Funky Koval… Miało być inaczej, wyszło inaczej i nagle nasz bohater zostaje agentem „Universs” – prywatnej agencji detektywistycznej. A że w tych czasach kosmos został podbity, teren do działania jest wielki. Więc działa ten nasz kowal swojego losu, zapobiega różnym aferom, w tym politycznym i…

Było to tak. W roku 1982 „Funky Koval” zadebiutował w „Fantastyce”. W odcinkach. Czarnobiałych (co potem zatoczy kółko, zrobi parabolę i w pewnym sensie się dopełni, ale nie uprzedzajmy faktów). Po paru latach, w roku 1987, wrócił już w kolorze, w albumach – wyszły dwa, po czterech latach powstał trzeci, a potem, niemal dwadzieścia lat później, czwarty, by wreszcie rzecz wróciła jeszcze jako zbiorcze wydanie, słuchowisko… I jeszcze bonus, sześciostronicowy, czarnobiały, wydrukowany w dodatku do „Nowej Fantastyki” (gdzie w tym samym właściwie czasie ten czwarty tom, popełniony po latach, też pojawiał się w odcinkach), ale już idący w inne klimaty, bo w realia stanu wojennego – bezpośrednio, bez zabaw w ukrywanie czegokolwiek, co nie wyszło serii na dobre, ale co tam, dodatek to zawsze dodatek, mam i fajnie, że dopełniłem sobie lektury tymi planszami.

No a jaka to jest lektura? Cóż, na pewno to kolejne dziecko swoich czasów. Z jednej strony „Bond” wrzucony w kosmiczną akcję, z drugiej bajka dla dorosłych, gdzie silny facet o szczęce kwadratowej, jak u kinowych twardzieli kina akcji, bierze udział w szalonych misjach, czasem ratując swoją „księżniczkę”, a i nie stroni od seksu, więc i erotyki nie brakuje na stornach. A wszystko to podane w sposób typowy dla tamtych czasów, ale i dla autorów – czyli z pewnym przerostem gadaniny nad treścią, bo gada się tu dużo, ale najczęściej niewiele z tego wynika. Ot jakby Parowski i Rodek rozsmakowali się w szafowaniu wymyślonym przez siebie nazewnictwem, detalami, których my nie ogarniamy, bo odnoszą się do ich wewnętrznych ustaleń odnośnie funkcjonowania (wszech)świata i aspiracji, by to jednak było coś więcej, niż ostatecznie jest. Bo najczęściej za ścianą tekstu kryje się bardzo niewiele, choć miało czaić się coś monumentalnego. Ale czasem jednak kryje się tam jakieś nawiązanie do ówczesnej sytuacji politycznej. Bo może i zaczyna się to wszystko, jako awanturnicza space opera, szybko zmienia się jednak w political fiction. Tyle, że niespełnione.
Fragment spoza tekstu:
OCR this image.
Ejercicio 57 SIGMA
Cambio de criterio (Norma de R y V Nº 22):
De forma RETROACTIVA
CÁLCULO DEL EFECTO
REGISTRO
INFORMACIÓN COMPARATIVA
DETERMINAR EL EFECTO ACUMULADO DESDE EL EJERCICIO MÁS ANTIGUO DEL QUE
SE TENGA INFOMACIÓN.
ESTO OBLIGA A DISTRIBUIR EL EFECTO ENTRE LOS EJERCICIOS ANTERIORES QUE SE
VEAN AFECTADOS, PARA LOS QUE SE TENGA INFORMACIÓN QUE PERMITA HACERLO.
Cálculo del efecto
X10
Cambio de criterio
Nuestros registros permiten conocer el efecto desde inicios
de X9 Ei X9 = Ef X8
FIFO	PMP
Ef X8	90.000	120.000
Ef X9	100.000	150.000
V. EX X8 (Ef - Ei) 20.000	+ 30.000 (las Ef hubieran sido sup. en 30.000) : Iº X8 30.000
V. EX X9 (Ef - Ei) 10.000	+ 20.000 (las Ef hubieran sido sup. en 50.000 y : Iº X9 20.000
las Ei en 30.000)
Kolejnym problemem tej serii jest pewna chaotyczność. Z jednej strony widać tu nadmiar pomysłów, które sprawiają, że akcja pędzi na złamanie karku, by zaraz urwać się, jak ucięta nożem. Z drugiej jest pewien brak kontroli nad czytelnością niektórych wątków, gdzie chaos i nadmiar dobrych chęci twórców zaburza klarowność opowieści – tu najmocniej odbija się zbędne gadanie w tym komiksie, bo są momenty infantylnego tłumaczenia tego, czego nie trzeba, a zaraz mamy sceny, w których z dialogów nic nie wynika, a przydałoby się dodać jakiś kontekst, bo motywacje wrogów, sens ich działań i w ogóle bywa rozmyte, zagubione same w sobie. Ot jakby twórcy albo nie panowali nad opowiadaniem za pomocą scenariusza, albo starali się zamaskować, że jednak nic poza widowiskową rozwałką się za tymi momentami nie kryje, a powinno, co sami wiedzą i czego zresztą chcieli. Poza tym widać, że brakuje tu pomysłu na to, co to właściwie miało być, być powinno i dokąd zmierza, za to nie brakuje wtórności, bo raz, że Bond, dwa, że tom trzeci i czwarty to rzeczy, jakby zerżnięte ze spidermanowej „Sagi klonów” (i pierwszej, i drugiej).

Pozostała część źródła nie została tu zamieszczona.